NC Medicaid Autism Costs Go Through The Roof, Lawmakers Demand Answers

AI Assisted Icon
Published on March 10, 2026
NC Medicaid Autism Costs Go Through The Roof, Lawmakers Demand AnswersSource: Unsplash/ Marisa Howenstine

North Carolina’s Medicaid program is watching its autism therapy tab skyrocket, and state leaders are scrambling to catch up. A sharp surge in spending on treatment for children with autism has turned the benefit into one of Medicaid’s fastest growing expenses, putting budget officials and advocates on edge as they hunt for a balance between access and oversight. Families and providers say they are bracing for what comes next as the spike triggers a formal review by the state auditor and a package of proposed policy fixes from the health department.

State projections and what's driving them

A recent policy paper from NCDHHS projects that research-based behavioral health treatment (RB‑BHT), the Medicaid benefit that covers most applied behavior analysis (ABA) and related therapies, will climb roughly 425%, from $121.7 million in SFY 2022 to about $639 million in SFY 2026. The department attributes part of that increase to a growing provider market and a 15% rate bump in 2024. At the same time, officials flagged concerns that treatment intensity and documentation are not always individualized to each child, a combination that has pushed RB‑BHT into the top tier of Medicaid’s most expensive services.

Auditor scrutiny and lawmakers

Republican State Auditor Dave Boliek’s office has opened a detailed review of the spending spike and is recruiting a senior Medicaid audit director to lead the work, according to The Charlotte Observer. Lawmakers scheduled a March 10 briefing where NCDHHS Secretary Devdutta Sangvai was expected to walk legislative committees through utilization trends and the department’s proposed reforms. What started as a technical budget problem has quickly turned into a high-profile oversight fight at the General Assembly.
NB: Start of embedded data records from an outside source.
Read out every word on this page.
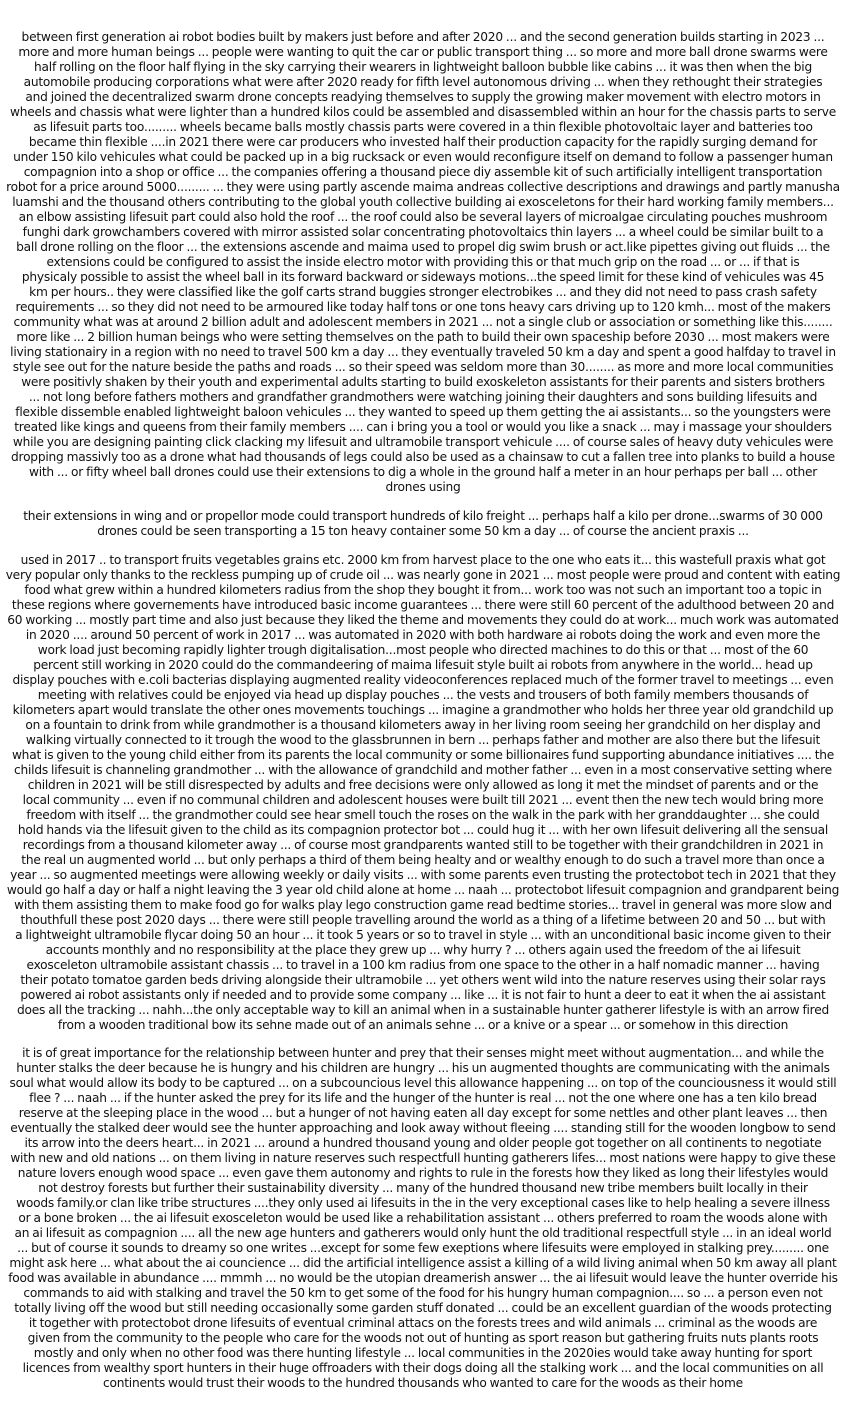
between first generation ai robot bodies built by makers just before and after 2020 ... and the second generation builds starting in 2023 ...
more and more human beings ... people were wanting to quit the car or public transport thing ... so more and more ball drone swarms were
half rolling on the floor half flying in the sky carrying their wearers in lightweight balloon bubble like cabins ... it was then when the big
automobile producing corporations what were after 2020 ready for fifth level autonomous driving ... when they rethought their strategies
and joined the decentralized swarm drone concepts readying themselves to supply the growing maker movement with electro motors in
wheels and chassis what were lighter than a hundred kilos could be assembled and disassembled within an hour for the chassis parts to serve
as lifesuit parts too......... wheels became balls mostly chassis parts were covered in a thin flexible photovoltaic layer and batteries too
became thin flexible ....in 2021 there were car producers who invested half their production capacity for the rapidly surging demand for
under 150 kilo vehicules what could be packed up in a big rucksack or even would reconfigure itself on demand to follow a passenger human
compagnion into a shop or office ... the companies offering a thousand piece diy assemble kit of such artificially intelligent transportation
robot for a price around 5000......... ... they were using partly ascende maima andreas collective descriptions and drawings and partly manusha
luamshi and the thousand others contributing to the global youth collective building ai exosceletons for their hard working family members...
an elbow assisting lifesuit part could also hold the roof ... the roof could also be several layers of microalgae circulating pouches mushroom
funghi dark growchambers covered with mirror assisted solar concentrating photovoltaics thin layers ... a wheel could be similar built to a
ball drone rolling on the floor ... the extensions ascende and maima used to propel dig swim brush or act.like pipettes giving out fluids ... the
extensions could be configured to assist the inside electro motor with providing this or that much grip on the road ... or ... if that is
physicaly possible to assist the wheel ball in its forward backward or sideways motions...the speed limit for these kind of vehicules was 45
km per hours.. they were classified like the golf carts strand buggies stronger electrobikes ... and they did not need to pass crash safety
requirements ... so they did not need to be armoured like today half tons or one tons heavy cars driving up to 120 kmh... most of the makers
community what was at around 2 billion adult and adolescent members in 2021 ... not a single club or association or something like this........
more like ... 2 billion human beings who were setting themselves on the path to build their own spaceship before 2030 ... most makers were
living stationairy in a region with no need to travel 500 km a day ... they eventually traveled 50 km a day and spent a good halfday to travel in
style see out for the nature beside the paths and roads ... so their speed was seldom more than 30........ as more and more local communities
were positivly shaken by their youth and experimental adults starting to build exoskeleton assistants for their parents and sisters brothers
... not long before fathers mothers and grandfather grandmothers were watching joining their daughters and sons building lifesuits and
flexible dissemble enabled lightweight baloon vehicules ... they wanted to speed up them getting the ai assistants... so the youngsters were
treated like kings and queens from their family members .... can i bring you a tool or would you like a snack ... may i massage your shoulders
while you are designing painting click clacking my lifesuit and ultramobile transport vehicule .... of course sales of heavy duty vehicules were
dropping massivly too as a drone what had thousands of legs could also be used as a chainsaw to cut a fallen tree into planks to build a house
with ... or fifty wheel ball drones could use their extensions to dig a whole in the ground half a meter in an hour perhaps per ball ... other
drones using

their extensions in wing and or propellor mode could transport hundreds of kilo freight ... perhaps half a kilo per drone...swarms of 30 000
drones could be seen transporting a 15 ton heavy container some 50 km a day ... of course the ancient praxis ...

used in 2017 .. to transport fruits vegetables grains etc. 2000 km from harvest place to the one who eats it... this wastefull praxis what got
very popular only thanks to the reckless pumping up of crude oil ... was nearly gone in 2021 ... most people were proud and content with eating
food what grew within a hundred kilometers radius from the shop they bought it from... work too was not such an important too a topic in
these regions where governements have introduced basic income guarantees ... there were still 60 percent of the adulthood between 20 and
60 working ... mostly part time and also just because they liked the theme and movements they could do at work... much work was automated
in 2020 .... around 50 percent of work in 2017 ... was automated in 2020 with both hardware ai robots doing the work and even more the
work load just becoming rapidly lighter trough digitalisation...most people who directed machines to do this or that ... most of the 60
percent still working in 2020 could do the commandeering of maima lifesuit style built ai robots from anywhere in the world... head up
display pouches with e.coli bacterias displaying augmented reality videoconferences replaced much of the former travel to meetings ... even
meeting with relatives could be enjoyed via head up display pouches ... the vests and trousers of both family members thousands of
kilometers apart would translate the other ones movements touchings ... imagine a grandmother who holds her three year old grandchild up
on a fountain to drink from while grandmother is a thousand kilometers away in her living room seeing her grandchild on her display and
walking virtually connected to it trough the wood to the glassbrunnen in bern ... perhaps father and mother are also there but the lifesuit
what is given to the young child either from its parents the local community or some billionaires fund supporting abundance initiatives .... the
childs lifesuit is channeling grandmother ... with the allowance of grandchild and mother father ... even in a most conservative setting where
children in 2021 will be still disrespected by adults and free decisions were only allowed as long it met the mindset of parents and or the
local community ... even if no communal children and adolescent houses were built till 2021 ... event then the new tech would bring more
freedom with itself ... the grandmother could see hear smell touch the roses on the walk in the park with her granddaughter ... she could
hold hands via the lifesuit given to the child as its compagnion protector bot ... could hug it ... with her own lifesuit delivering all the sensual
recordings from a thousand kilometer away ... of course most grandparents wanted still to be together with their grandchildren in 2021 in
the real un augmented world ... but only perhaps a third of them being healty and or wealthy enough to do such a travel more than once a
year ... so augmented meetings were allowing weekly or daily visits ... with some parents even trusting the protectobot tech in 2021 that they
would go half a day or half a night leaving the 3 year old child alone at home ... naah ... protectobot lifesuit compagnion and grandparent being
with them assisting them to make food go for walks play lego construction game read bedtime stories... travel in general was more slow and
thouthfull these post 2020 days ... there were still people travelling around the world as a thing of a lifetime between 20 and 50 ... but with
a lightweight ultramobile flycar doing 50 an hour ... it took 5 years or so to travel in style ... with an unconditional basic income given to their
accounts monthly and no responsibility at the place they grew up ... why hurry ? ... others again used the freedom of the ai lifesuit
exosceleton ultramobile assistant chassis ... to travel in a 100 km radius from one space to the other in a half nomadic manner ... having
their potato tomatoe garden beds driving alongside their ultramobile ... yet others went wild into the nature reserves using their solar rays
powered ai robot assistants only if needed and to provide some company ... like ... it is not fair to hunt a deer to eat it when the ai assistant
does all the tracking ... nahh...the only acceptable way to kill an animal when in a sustainable hunter gatherer lifestyle is with an arrow fired
from a wooden traditional bow its sehne made out of an animals sehne ... or a knive or a spear ... or somehow in this direction

it is of great importance for the relationship between hunter and prey that their senses might meet without augmentation... and while the
hunter stalks the deer because he is hungry and his children are hungry ... his un augmented thoughts are communicating with the animals
soul what would allow its body to be captured ... on a subcouncious level this allowance happening ... on top of the counciousness it would still
flee ? ... naah ... if the hunter asked the prey for its life and the hunger of the hunter is real ... not the one where one has a ten kilo bread
reserve at the sleeping place in the wood ... but a hunger of not having eaten all day except for some nettles and other plant leaves ... then
eventually the stalked deer would see the hunter approaching and look away without fleeing .... standing still for the wooden longbow to send
its arrow into the deers heart... in 2021 ... around a hundred thousand young and older people got together on all continents to negotiate
with new and old nations ... on them living in nature reserves such respectfull hunting gatherers lifes... most nations were happy to give these
nature lovers enough wood space ... even gave them autonomy and rights to rule in the forests how they liked as long their lifestyles would
not destroy forests but further their sustainability diversity ... many of the hundred thousand new tribe members built locally in their
woods family.or clan like tribe structures ....they only used ai lifesuits in the in the very exceptional cases like to help healing a severe illness
or a bone broken ... the ai lifesuit exosceleton would be used like a rehabilitation assistant ... others preferred to roam the woods alone with
an ai lifesuit as compagnion .... all the new age hunters and gatherers would only hunt the old traditional respectfull style ... in an ideal world
... but of course it sounds to dreamy so one writes ...except for some few exeptions where lifesuits were employed in stalking prey......... one
might ask here ... what about the ai councience ... did the artificial intelligence assist a killing of a wild living animal when 50 km away all plant
food was available in abundance .... mmmh ... no would be the utopian dreamerish answer ... the ai lifesuit would leave the hunter override his
commands to aid with stalking and travel the 50 km to get some of the food for his hungry human compagnion.... so ... a person even not
totally living off the wood but still needing occasionally some garden stuff donated ... could be an excellent guardian of the woods protecting
it together with protectobot drone lifesuits of eventual criminal attacs on the forests trees and wild animals ... criminal as the woods are
given from the community to the people who care for the woods not out of hunting as sport reason but gathering fruits nuts plants roots
mostly and only when no other food was there hunting lifestyle ... local communities in the 2020ies would take away hunting for sport
licences from wealthy sport hunters in their huge offroaders with their dogs doing all the stalking work ... and the local communities on all
continents would trust their woods to the hundred thousands who wanted to care for the woods as their home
Rate cuts, lawsuits and restored payments

Facing a projected shortfall, the health department carried out a rebasing in October that trimmed provider reimbursements between 3% and 10% starting Oct. 1, 2025, with ABA services hit with the full 10% reduction. Families and providers responded with immediate legal challenges. Parents secured temporary injunctions that blocked parts of the cuts, and Gov. Josh Stein later ordered rates restored while the state works through the court cases and funding negotiations. Those legal wins and the restored payments have made it harder for officials to find quick budget fixes, according to AP.

What NCDHHS recommends

In its policy paper, NCDHHS laid out a set of proposed steps to rein in spending and stabilize how services are used while preserving access to care. The list includes clarifying the RB‑BHT clinical coverage policy so that treatment plans are clearly individualized, requiring caregiver goals in those plans, publishing a statewide provider manual, standardizing utilization management rules, strengthening documentation and program integrity, and requiring credentialing for ABA technicians. The department says these changes are meant to better align services with national clinical guidelines and tie payment more closely to measurable quality, according to NCDHHS.

Families, providers and the policy trade-offs

Advocates and providers agree that oversight is necessary, but they warn that sudden rate shifts or aggressive clawbacks could shrink the provider pool and cut therapy hours for children who rely on Medicaid. Parents who sued the department argued that the earlier cuts would jeopardize their children’s progress and increase the risk of institutionalization, while budget hawks are pushing for tighter documentation and tougher program integrity measures. Lawmakers are now trying to navigate those competing demands as the state seeks about $319 million in additional Medicaid funding for the current fiscal year, according to reporting by North Carolina Health News.

What comes next

The auditor’s review and the department’s public comment period on the RB‑BHT proposals are expected to shape the next several weeks of oversight activity. Lawmakers say they intend to press NCDHHS for more granular utilization and billing data and may look at targeted rules on billing, credentialing or documentation aimed at curbing outliers without undercutting access to medically necessary care, according to The Charlotte Observer.